From the fact that the animal body is such an excellent apparatus for pure cultivation, and that, as we have seen, when the experiments are properly arranged and sufficient optical aids used, only one specific form of bacterium can be found in each distinct case of artificial traumatic infective disease, we may now further conclude that when, in examining a traumatic infective disease, several different varieties of bacteria are found, as e. g., chains of small granules, rods, and long, oscillating threads--such as were seen together by Coze and Feltz in the artificial septicæmia of rabbits--we have to do either with a combined infective disease,--that is, not a pure one,--or, what in the case cited is more probable, an inexact and inaccurate observation. When, therefore, several species of bacteria occur together in any morbid process, before definite conclusions are drawn as to the relations of the disease in question to the organisms, either proof must be furnished that they are all concerned in the morbid process, or an attempt must be made to isolate them and to obtain a true pure cultivation. Otherwise we cannot avoid the objection that the cultivation was not pure, and therefore not conclusive. I shall only briefly refer to a further necessary consequence of the admission of the existence of different species of pathogenic bacteria. The number of the species of these bacteria is limited; for, of the numerous diverse forms present in putrid fluids, one or but few can in the most favorable cases develop in the animal body. Those which disappear are, for that species of animal at least, not pathogenic bacteria. If, however, as follows from the foregoing, there exist hurtful and harmless bacteria, experiments performed on animals with the latter, e. g., with bacterium termo, prove absolutely nothing for or against the behavior of the former--the pathogenic--forms.
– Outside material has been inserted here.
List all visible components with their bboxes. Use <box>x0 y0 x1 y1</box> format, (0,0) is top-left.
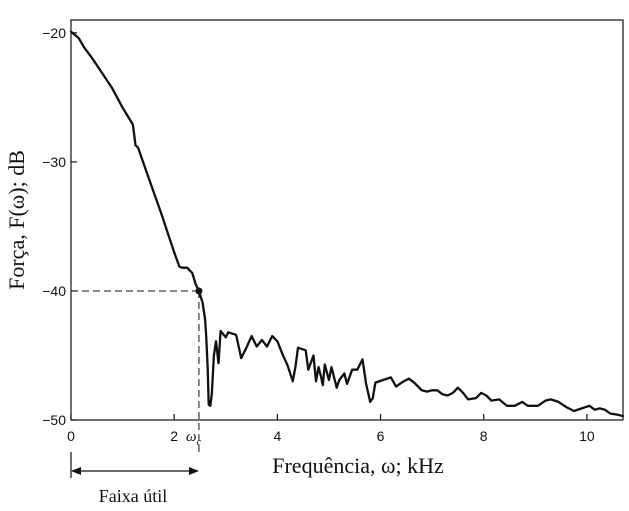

But almost all the experiments of this nature have been carried out with the first mixture of different species of bacteria which came to hand without there being any certainty that pathogenic bacteria were in reality present in the mixture. It is therefore evident that none of these experiments can be regarded as furnishing evidence of any value for or against the parasitic nature of infective diseases.
In all my experiments, not only have the form and size of the bacteria been constant, but the greatest uniformity in their actions on the animal organisms has been observed, though no increase of virulence, as described by Coze and Feltz, Davaine, and others. This leads me to make some remarks on the supposed law of the increasing virulence of blood when transmitted through successive animals, discovered or confirmed by the investigators just named.
The discovery of this law has, as is well known, been received with great enthusiasm, and it has excited no little interest owing to its intimate bearing on the doctrine of natural selection (Anpassung and Vererbung). Some investigators, who are in other things very exact, have allowed themselves to be blinded by the seductive theory that the insignificant action of a single putrefactive bacterium may, by continued natural selection in passing from animal to animal, be increased in virulence till it becomes deadly though a drop of the infective liquid be diluted in a quadrillion times. They have founded thereon the most beautiful practical applications, not suspecting that the bacteria in question have never been certainly demonstrated.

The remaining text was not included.